Is Intelligence Ever Artificial?

Something has been rubbing me the wrong way about the term “artificial intelligence”.  I don’t think  the adjective “artificial” fits well with the noun “intelligence”.  Some background thoughts…. Whatever we define intelligence to be, which is a subject of much debate, I believe it is a property that something either has or does not. There is of course our perception of intelligence, which I consider to be a separate problem.  If something fits our definition of intelligence, then our ability to perceive that intelligence has little to do with whether or not that thing actually possess it.

So if something is intelligent, how can we say that it is artificial…or “not real”.  It could be non-human intelligence, or non-biological intelligence but that doesn’t make it artificial.  Intelligence is a property that something has regardless of how it emerges.  If something truly displayed intelligence, how can we call it artificial?  We don’t even know how intelligence emerges in biological organisms, so how can we characterize those same properties emerging in some other system “artificial”?

To me that would be like saying a fish is truly wet… but if I dump a bucket of water on a person, then the person is artificially wet.  The thesis being that the fish is wet “naturally” and the person is not.  Does it matter? Both are still wet.  The fish is no more wet than the person, regardless of how they got that way.  Being wet is a state of existence.  The mechanism by which you became wet can be characterized, but the end state itself is no different.
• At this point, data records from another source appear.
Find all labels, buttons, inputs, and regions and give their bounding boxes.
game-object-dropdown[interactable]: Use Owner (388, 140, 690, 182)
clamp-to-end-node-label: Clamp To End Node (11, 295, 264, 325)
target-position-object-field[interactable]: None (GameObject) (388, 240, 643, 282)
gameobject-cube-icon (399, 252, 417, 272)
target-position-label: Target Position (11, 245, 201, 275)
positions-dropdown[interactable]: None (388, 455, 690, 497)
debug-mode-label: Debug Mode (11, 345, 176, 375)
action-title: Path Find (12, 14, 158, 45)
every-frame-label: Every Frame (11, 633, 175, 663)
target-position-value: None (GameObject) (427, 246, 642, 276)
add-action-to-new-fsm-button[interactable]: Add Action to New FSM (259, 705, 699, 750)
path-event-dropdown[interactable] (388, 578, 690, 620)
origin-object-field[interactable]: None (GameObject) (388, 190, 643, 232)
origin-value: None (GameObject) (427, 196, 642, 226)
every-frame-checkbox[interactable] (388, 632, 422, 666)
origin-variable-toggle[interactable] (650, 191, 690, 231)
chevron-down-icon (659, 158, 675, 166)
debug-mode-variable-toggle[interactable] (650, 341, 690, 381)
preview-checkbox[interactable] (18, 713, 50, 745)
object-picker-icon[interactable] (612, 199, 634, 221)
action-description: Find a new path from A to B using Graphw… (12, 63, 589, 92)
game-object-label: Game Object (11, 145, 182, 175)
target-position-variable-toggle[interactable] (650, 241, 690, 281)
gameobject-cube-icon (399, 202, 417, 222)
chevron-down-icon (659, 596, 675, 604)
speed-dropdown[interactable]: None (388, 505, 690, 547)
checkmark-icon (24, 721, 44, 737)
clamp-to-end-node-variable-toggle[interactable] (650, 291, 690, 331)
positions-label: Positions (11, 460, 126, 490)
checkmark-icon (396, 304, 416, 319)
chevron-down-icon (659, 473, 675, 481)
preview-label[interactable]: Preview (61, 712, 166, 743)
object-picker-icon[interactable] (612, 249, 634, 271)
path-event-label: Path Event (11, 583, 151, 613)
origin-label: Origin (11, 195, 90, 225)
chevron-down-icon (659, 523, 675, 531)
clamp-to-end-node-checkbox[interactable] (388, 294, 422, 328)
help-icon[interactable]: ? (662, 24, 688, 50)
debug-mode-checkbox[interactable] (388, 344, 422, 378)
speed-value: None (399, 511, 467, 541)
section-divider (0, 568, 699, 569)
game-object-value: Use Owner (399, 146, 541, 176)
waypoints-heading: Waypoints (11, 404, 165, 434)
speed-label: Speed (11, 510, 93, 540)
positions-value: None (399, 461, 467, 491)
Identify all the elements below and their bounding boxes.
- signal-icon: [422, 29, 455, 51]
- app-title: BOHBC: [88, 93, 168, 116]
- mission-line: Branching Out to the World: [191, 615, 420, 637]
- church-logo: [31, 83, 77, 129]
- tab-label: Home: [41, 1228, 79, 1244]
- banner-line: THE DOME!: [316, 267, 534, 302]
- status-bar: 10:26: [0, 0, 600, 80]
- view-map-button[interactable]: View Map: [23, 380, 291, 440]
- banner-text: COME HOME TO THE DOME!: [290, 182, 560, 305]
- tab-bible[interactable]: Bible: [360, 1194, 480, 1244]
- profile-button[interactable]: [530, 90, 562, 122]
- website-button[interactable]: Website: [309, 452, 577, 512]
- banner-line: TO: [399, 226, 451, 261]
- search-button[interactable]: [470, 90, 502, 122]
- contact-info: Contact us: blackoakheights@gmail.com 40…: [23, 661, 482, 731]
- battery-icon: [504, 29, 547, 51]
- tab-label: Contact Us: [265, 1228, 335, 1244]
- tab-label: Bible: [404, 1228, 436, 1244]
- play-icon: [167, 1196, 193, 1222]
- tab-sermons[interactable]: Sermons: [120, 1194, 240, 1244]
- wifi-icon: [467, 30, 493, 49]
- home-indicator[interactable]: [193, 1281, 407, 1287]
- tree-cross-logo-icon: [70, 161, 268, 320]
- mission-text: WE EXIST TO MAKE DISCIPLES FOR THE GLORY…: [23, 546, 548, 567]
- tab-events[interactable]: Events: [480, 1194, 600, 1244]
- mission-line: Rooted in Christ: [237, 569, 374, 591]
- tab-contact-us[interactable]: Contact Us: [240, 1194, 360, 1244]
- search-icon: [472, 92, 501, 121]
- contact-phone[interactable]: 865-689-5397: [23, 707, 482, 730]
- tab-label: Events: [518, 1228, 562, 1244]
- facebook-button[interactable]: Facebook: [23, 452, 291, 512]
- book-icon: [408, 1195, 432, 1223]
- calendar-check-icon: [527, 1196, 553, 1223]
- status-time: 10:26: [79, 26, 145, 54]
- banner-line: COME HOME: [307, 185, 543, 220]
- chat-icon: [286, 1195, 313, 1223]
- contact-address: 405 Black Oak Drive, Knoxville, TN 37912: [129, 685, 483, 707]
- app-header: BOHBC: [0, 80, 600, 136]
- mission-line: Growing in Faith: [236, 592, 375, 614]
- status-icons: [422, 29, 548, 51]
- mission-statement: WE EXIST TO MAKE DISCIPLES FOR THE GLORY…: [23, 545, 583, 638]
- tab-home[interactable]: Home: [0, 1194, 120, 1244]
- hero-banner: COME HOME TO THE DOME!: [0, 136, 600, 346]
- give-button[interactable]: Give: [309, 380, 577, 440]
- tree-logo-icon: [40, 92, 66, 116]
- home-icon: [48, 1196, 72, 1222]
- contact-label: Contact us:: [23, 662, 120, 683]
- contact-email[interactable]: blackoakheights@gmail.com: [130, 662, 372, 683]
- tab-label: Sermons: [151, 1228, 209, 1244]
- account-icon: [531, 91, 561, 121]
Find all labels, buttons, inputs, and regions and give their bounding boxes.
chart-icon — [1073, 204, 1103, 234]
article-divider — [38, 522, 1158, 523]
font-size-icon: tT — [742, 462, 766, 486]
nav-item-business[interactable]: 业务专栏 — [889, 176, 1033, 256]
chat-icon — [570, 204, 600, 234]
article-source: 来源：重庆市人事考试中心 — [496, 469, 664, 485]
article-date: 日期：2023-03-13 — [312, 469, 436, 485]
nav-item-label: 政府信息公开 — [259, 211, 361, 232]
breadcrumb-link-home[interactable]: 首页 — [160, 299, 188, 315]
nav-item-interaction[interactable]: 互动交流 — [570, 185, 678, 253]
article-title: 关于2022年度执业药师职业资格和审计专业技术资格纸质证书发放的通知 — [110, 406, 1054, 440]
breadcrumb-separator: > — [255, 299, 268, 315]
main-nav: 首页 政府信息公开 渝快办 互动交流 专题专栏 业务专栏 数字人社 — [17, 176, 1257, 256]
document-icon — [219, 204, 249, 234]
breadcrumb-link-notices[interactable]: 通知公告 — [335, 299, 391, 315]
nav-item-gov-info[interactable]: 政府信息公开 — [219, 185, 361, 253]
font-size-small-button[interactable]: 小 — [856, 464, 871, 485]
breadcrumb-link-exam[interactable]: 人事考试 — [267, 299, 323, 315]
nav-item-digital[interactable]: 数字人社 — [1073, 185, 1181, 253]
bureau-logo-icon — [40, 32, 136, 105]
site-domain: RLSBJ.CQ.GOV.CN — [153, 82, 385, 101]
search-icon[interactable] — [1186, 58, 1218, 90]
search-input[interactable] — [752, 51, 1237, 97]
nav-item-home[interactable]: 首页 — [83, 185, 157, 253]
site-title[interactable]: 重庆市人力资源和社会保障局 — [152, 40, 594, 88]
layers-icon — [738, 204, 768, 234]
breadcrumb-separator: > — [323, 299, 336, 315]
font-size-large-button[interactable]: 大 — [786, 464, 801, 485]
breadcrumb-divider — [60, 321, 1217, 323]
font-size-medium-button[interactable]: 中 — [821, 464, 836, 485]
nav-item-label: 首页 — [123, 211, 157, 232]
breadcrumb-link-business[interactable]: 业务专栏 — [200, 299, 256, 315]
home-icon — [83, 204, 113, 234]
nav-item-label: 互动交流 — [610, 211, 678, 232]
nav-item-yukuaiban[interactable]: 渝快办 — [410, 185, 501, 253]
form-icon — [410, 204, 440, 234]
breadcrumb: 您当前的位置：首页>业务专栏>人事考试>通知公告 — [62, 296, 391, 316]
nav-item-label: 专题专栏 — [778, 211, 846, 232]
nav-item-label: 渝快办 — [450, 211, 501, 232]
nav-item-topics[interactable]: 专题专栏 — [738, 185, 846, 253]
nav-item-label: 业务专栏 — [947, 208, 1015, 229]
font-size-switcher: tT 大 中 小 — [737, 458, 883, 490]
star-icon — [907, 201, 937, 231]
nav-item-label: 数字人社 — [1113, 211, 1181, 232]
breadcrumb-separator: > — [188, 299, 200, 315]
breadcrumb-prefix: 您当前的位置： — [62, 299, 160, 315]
To that end, I think the term artificial intelligence is just not a good fit.  It is first and foremost presumptuous, identifying anything other than biological intelligence as inferior.  As mentioned before, we don’t know how biological intelligence works, so who is to say some other kind would be better or worse?  Second, if we are talking about technologies that we have built to solve problems, to imitate biological behaviors or to explore biological intelligence, then I think the term simulated intelligence, or partial intelligence would be more appropriate.  The distinction be that we are recognizing that what we have produced is a mere shadow of what we consider intelligence to be, rather than position it as true intelligence that is artificial.  The former both acknowledges that we have not arrived at constructing true non-biological intelligence while simultaneously not intimating that if we did ti would be second class.

I doubt I will at any time in the near future be on a crusade to change our terminology, I am sure I will use the term AI, but secretly (I suppose not so secretly anymore), I will cringe a little.